Bei der zweiten Schreibweise findet das Zeichen 決 Verwendung. Es bedeutet soviel wie Entscheidung. Auch das macht in meinen Augen Sinn. Eine Bewegung die einen Kampf beendet, entscheidet diesen. Hat also eine Bewegung Kime, so soll dies verdeutlichen, dass diese Bewegung kampfentscheidend ist. Das möglichst jede Bewegung mit Kime ausgeführt werden soll, liegt meines Erachtens an der Tatsache, dass sich hier das „Ikken Hisatsu“ Prinzip widerspiegeln soll.

All das sagt aber nicht im geringsten etwas darüber aus, auf welche Art und Weise eine Bewegung ausgeführt werden soll, damit diese Kime hat. Schon gar nicht, dass man wie ein Roboter in abgehackten Bewegungen umhergeistern soll. Im Jūdō gibt es übrigens eine Selbstverteidigungsform – Kime no Kata (極の形) – Form der Entscheidung. Hier wird nirgends eine Bewegung eingerastet.

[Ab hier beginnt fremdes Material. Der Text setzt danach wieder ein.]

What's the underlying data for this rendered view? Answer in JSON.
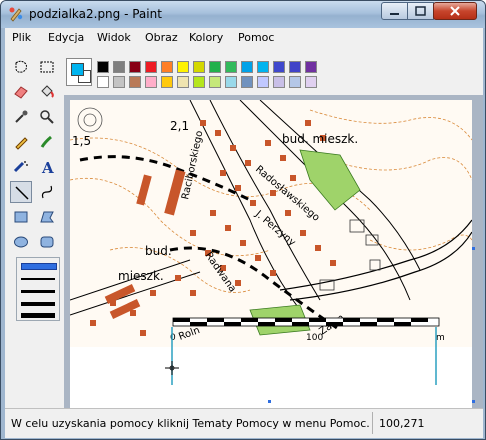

Funakoshi verwendet in seinen Publikationen die erste Schreibweise (極). Trotz der Erklärungen, dass Kime die Konzentration aller Energien sei,  hat Kime nichts mit Ki/Chi also 氣 zu tun.

Das Einrasten der Bewegung sehe ich persönlich als Schutz vor Gelenkverletzungen, für den Fall, dass das Ziel verfehlt wird oder das Ziel beim Auftreffen zu sehr nachgibt (der Kopf beispielsweise). Ansonsten versuche ich so entspannt wie möglich das Ziel zu penetrieren.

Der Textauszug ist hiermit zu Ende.